A large part of the motivation behind this redesign is to support RFC3744 in a more comprehensive manner than at present. The permissions currently available in DAViCal need extension in some areas to handle the more fine-grained authority described within RFC3744 itself, but also the extensions added in RFC4791 (CalDAV) and in the draft scheduling extensions to caldav.
One thing that needs to be noted is that all permissions are one-way.
Another important option to consider is the retrieval or action of 'VALARM' components. While it is arguably a client-side activity to select which calendars should be considered as worth notification, it remains a useful heuristic for those clients where this is not selectable, to be able to not receive the alarms for "calendars which aren't mine". Possibly the 'alarm set' could be controlled through the web interface, as a server-side implementation of the client-side lack.
Defining the available types of principals, which may be "User", "Group" or "Resource" (not to be confised with the "dav_resource" table covered below.

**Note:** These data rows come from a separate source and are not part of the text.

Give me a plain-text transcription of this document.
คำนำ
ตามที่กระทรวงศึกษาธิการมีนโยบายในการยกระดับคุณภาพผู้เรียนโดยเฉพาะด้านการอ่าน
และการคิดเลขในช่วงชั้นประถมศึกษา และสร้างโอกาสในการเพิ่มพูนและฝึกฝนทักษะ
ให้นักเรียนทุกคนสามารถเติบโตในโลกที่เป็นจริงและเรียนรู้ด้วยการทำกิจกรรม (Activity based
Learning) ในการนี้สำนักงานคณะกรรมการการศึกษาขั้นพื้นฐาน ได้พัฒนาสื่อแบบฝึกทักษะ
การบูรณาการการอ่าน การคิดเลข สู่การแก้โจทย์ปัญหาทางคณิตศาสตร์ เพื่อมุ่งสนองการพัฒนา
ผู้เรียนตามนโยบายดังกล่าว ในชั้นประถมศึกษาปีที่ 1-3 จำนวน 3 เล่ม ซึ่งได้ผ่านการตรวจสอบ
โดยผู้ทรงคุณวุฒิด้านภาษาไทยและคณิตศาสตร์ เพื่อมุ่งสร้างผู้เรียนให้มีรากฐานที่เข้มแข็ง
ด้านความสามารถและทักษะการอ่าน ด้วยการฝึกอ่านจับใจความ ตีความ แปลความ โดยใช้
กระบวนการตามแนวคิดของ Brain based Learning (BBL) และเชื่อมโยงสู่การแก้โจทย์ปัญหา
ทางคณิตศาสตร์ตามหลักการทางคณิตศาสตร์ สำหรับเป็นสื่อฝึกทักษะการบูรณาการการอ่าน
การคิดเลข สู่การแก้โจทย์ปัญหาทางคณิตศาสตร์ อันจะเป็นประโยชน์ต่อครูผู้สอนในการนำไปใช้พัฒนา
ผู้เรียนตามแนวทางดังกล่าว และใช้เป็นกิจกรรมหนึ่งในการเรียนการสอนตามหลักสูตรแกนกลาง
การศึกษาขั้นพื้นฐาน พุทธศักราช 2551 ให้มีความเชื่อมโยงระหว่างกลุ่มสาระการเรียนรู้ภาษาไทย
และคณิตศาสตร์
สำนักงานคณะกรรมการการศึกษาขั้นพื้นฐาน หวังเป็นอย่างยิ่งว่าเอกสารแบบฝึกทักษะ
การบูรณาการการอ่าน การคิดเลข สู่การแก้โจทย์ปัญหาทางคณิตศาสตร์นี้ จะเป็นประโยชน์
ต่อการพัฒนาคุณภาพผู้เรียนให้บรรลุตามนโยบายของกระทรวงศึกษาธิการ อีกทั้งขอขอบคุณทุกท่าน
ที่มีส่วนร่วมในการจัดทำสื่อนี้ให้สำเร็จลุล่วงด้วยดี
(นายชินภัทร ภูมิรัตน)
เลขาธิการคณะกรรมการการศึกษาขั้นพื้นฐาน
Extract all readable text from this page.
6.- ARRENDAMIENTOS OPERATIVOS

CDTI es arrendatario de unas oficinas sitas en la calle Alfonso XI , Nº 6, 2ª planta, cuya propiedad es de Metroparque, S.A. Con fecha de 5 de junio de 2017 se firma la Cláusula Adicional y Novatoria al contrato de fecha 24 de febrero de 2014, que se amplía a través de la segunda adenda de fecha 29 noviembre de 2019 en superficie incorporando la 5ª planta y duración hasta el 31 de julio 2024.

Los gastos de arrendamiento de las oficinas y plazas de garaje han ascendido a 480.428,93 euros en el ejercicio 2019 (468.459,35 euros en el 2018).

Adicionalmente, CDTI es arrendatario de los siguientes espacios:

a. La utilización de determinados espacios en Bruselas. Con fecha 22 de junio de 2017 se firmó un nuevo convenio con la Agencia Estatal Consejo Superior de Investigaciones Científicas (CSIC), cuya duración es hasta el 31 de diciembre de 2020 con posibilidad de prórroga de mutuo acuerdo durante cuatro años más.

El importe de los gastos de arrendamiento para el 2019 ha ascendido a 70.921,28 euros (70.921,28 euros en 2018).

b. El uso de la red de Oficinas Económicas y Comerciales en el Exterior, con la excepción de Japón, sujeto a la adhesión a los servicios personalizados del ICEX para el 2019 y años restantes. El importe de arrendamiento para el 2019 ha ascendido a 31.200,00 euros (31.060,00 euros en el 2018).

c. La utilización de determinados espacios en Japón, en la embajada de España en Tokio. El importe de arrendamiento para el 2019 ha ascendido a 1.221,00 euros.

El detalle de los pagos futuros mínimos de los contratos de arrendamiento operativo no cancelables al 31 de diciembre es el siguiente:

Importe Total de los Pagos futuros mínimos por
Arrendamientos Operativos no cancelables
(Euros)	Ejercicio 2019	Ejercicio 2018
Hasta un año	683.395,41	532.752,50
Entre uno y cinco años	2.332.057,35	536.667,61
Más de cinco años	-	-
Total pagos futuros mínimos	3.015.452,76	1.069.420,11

- principal_type_id SERIAL
- principal_type_desc TEXT
Only needs SELECT access by website.
Providing storage for principal objects.
- principal_id SERIAL
- type_id INT NOT NULL REFERENCES principal_type(principal_type_id)
- user_no NULL ALLOWED REFERENCES usr(user_no)
Allowing identification of group members.
- group_id REFERENCES principal(principal_id)
- member_id REFERENCES principal(principal_id)
All privileges granted to a group are transitive to all members of that group. Not doing it this way originally is at least partly to blame for the administrative complexity of the current mechanism.
Defining the available types of resources (DAV:resourcetype) to which access controls may be applied.
- resource_type_id SERIAL
- dav_resource_type TEXT
- resource_type_desc TEXT
Only needs SELECT access by website. dav_resource_type will be 'principal', 'collection', 'CalDAV:calendar' and so forth.
Basic entity which can be the target of a permissions grant.
- dav_id SERIAL, A unique identifier for this dav_name. Referenced by collection, caldav_data and calendar_item
- dav_name A pathname, of sorts.
- resource_type_id REFERENCES resource_type(resource_type_id)
- owner_id REFERENCES principal(principal_id)
Rules describing the set of privileges granted to access a resource.
- granted_to_id REFERENCES principal(principal_id)
- resource_id REFERENCES resource(dav_id)
- granted_by_id REFERENCES principal(principal_id)
- can_read BOOLEAN
- can_write BOOLEAN
- can_write_properties BOOLEAN
- can_write_content BOOLEAN
- can_unlock BOOLEAN
- can_read_acl BOOLEAN
- can_read_current_user_privilege_set BOOLEAN
- can_write_acl BOOLEAN
- can_bind BOOLEAN
- can_unbind BOOLEAN
- can_read_free_busy BOOLEAN CalDAV:read-free-busy privilege.
Possibly we also need something to indicate DAV:all privilege, or this could be indicated by having all of the above privileges.
The primary operation of permissions is to ascertain whether the logged in user can X the target resource. The X can be any one of the DAV/CalDAV privileges listed above and the logged in user will (always) map to a principal.
That seems simple enough, except that this can happen through a series of intermediate principals meaning that the path from logged in user to target resource could potentially be arbitrarily complex. RFC3744 specifies that "a server may allow a group to be a member of another group" so to simplify things we will limit the number of allowed intermediate steps.